Мэй передал это Деллу и объяснил, где нас отыскать.
— Ждем тебя… Черт! — вскрикнул навигатор, увидев, как помертвел вдруг Рейнборо.
Кинувшись в кабину, он вынул пилота из кресла и перенес в салон.
— Дэвид, — услышал я, — сердечное!
Мэй-дэй… Рейнборо крепкий парень, ему не просто худо с сердцем стало. Это Остров Сокровищ его достает, не дает бороться. Рей, держись.
А ведь если Крис с Юной-Вэл займутся делом, проклятая планета и вовсе их убьет. У меня озноб прошел по коже. Разве что в той норе они сумеют что-нибудь сварганить… Я двинулся взглянуть, куда приглашаю людей.
Фонарика у меня не было, и едва сунувшись в лаз, я подумал, что иду напрасно. Наклонный ход оказался длинным; спускаться по ступеням, скрючившись, было зверски неудобно. Наконец я ощутил под ногами ровный пол и осторожно выпрямился. Голова уперлась в потолок. Я отодвинулся от входа, чтобы вниз просочился свет. Далеко не отодвинешься: тесно. Расставив локти, я уже мог коснуться ими стен. На полу я обнаружил небогатое хозяйство: маленький пульт, плоский корпус какого-то аппарата и приличных размеров куб, где можно было сидеть. Наверняка батарея питания, которую отключил Хэндс. Это будет место для Юны-Вэл, а Крис может и на ногах постоять.
Я прислушался к собственным ощущениям. Ничего особенного, никакой явной свободы от RF. Может, я все придумал и зря погнал сюда Криса Делла? И беднягу Рейнборо напрасно поставил под удар? В тревоге, я вылез на поверхность.
Возле глайдера топтался растерянный сквайр, рядом стояли Том и охранники. Лисовин бросился ко мне:
— Питер умирает. Нас выгнали…
— Пойдем, пожалеем.
— Что-о? — Том решил, что я насмехаюсь.
— Ты вчера жалел мистера Смоллета и Криса. Им это помогало.
Мы забрались в салон.

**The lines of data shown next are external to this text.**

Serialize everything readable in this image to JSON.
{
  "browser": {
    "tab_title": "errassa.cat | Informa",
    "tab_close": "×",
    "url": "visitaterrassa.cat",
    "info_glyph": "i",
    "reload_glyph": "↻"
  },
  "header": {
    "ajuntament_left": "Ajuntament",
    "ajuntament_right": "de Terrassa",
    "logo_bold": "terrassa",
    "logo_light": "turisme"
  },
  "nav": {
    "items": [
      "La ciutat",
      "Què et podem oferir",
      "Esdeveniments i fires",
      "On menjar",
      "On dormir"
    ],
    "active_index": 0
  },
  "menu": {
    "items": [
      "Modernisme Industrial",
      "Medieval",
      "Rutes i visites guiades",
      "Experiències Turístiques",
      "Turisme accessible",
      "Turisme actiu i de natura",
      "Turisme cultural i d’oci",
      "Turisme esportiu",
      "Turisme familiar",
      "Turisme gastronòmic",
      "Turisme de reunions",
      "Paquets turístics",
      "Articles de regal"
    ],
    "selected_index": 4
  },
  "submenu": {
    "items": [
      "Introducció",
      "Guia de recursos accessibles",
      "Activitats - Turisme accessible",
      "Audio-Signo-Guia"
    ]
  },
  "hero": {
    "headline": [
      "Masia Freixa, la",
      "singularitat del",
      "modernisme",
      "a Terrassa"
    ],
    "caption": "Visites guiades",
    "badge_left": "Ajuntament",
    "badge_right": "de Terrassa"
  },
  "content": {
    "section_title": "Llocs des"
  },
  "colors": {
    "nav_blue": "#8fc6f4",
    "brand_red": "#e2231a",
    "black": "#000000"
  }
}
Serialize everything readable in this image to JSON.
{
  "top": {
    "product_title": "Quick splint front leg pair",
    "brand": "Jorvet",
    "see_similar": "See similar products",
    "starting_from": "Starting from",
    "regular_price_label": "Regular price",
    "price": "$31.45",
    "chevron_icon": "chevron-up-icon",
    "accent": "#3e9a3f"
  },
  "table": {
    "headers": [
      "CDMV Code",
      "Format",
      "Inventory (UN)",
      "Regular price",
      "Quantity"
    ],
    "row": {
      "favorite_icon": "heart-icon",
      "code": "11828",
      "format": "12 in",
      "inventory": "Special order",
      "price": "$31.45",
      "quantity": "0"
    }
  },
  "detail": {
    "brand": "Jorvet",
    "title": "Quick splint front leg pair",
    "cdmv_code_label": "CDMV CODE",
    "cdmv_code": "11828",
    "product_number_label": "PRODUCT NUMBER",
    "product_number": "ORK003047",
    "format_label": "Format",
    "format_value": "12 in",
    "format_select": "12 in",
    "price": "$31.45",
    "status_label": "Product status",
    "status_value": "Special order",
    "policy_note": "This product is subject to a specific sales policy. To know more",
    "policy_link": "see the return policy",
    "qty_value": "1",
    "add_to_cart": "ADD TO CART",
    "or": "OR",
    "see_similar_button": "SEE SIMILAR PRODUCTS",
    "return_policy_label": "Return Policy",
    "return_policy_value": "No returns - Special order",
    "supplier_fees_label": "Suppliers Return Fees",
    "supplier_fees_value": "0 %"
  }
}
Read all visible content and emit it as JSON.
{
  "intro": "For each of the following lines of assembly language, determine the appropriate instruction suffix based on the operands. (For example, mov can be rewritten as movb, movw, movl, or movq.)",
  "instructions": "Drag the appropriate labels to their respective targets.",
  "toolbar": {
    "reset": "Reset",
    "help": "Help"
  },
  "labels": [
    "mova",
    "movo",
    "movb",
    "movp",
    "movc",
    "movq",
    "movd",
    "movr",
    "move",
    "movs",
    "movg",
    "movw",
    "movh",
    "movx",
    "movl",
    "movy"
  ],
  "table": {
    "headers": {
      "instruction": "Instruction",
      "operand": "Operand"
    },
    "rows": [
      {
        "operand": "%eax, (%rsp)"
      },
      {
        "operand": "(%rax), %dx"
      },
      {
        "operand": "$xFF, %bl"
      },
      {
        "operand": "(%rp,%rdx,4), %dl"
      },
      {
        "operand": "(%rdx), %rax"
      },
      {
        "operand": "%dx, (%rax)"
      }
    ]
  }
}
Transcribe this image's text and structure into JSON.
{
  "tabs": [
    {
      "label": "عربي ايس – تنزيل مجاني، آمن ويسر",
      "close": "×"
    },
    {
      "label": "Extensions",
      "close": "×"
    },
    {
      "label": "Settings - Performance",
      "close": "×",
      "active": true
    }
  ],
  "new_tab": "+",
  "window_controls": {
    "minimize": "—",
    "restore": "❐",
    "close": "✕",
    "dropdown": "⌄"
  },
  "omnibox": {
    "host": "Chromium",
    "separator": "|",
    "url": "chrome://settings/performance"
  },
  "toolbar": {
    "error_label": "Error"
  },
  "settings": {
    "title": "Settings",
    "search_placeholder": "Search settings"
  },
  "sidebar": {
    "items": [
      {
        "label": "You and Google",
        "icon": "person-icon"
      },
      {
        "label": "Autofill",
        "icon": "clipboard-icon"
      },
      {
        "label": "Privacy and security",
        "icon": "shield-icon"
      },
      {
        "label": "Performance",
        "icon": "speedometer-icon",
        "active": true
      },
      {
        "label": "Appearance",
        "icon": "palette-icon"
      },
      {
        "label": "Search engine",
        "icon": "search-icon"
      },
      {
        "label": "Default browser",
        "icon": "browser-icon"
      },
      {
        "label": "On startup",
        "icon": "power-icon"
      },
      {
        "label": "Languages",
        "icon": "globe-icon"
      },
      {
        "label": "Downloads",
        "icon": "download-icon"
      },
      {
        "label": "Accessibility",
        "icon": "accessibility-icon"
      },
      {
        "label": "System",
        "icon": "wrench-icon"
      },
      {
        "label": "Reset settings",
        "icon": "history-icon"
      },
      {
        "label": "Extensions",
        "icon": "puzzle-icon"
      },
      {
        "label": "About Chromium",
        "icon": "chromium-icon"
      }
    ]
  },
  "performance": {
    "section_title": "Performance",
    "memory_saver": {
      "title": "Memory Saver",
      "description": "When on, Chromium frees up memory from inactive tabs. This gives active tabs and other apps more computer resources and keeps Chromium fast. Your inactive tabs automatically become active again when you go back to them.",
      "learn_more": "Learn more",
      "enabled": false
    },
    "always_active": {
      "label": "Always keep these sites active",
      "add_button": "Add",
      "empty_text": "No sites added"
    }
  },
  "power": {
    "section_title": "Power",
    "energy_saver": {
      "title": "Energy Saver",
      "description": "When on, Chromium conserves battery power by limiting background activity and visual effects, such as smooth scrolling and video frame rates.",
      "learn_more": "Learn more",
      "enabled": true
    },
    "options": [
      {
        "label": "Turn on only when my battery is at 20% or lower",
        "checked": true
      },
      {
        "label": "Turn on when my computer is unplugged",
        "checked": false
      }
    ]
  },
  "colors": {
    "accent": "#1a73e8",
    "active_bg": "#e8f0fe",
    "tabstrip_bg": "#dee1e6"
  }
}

Рейнборо с кислородной маской на лице лежал в кресле, рядом на полу скорчился Мэй, положив обе ладони пилоту на сердце; тут же стоял доктор Ливси с диагностером в руках. Судя по опущенным плечам, надежды у него не было. Он обернулся, услышав нас.
— Мэй уже отдал все, что мог. — Доктор посторонился, пропуская меня к навигатору.
Я не умею просто жалеть. Лучше сделаю что-нибудь нужное; могу спасать или драться, защищая, а бездейственно жалеть — не по моей части. Это у нас лисовин мастер. Поэтому я сел на корточки рядом с Мэем и взял его за плечи. Побелевшие руки навигатора, лежащие у Рейнборо на груди, дрогнули.
— Забирай все. — Я слышал эту фразу от Джоба Андерсона, когда наш капитан пытался отвоевать Юну-Вэл у Чистильщиков.
Подле меня устроился Том, коснулся руки пилота. Я видел, как задрожали и горестно опустились его биопластовые усы, а потом в глазах у меня начало темнеть от слабости. Однако я еще был в состоянии думать.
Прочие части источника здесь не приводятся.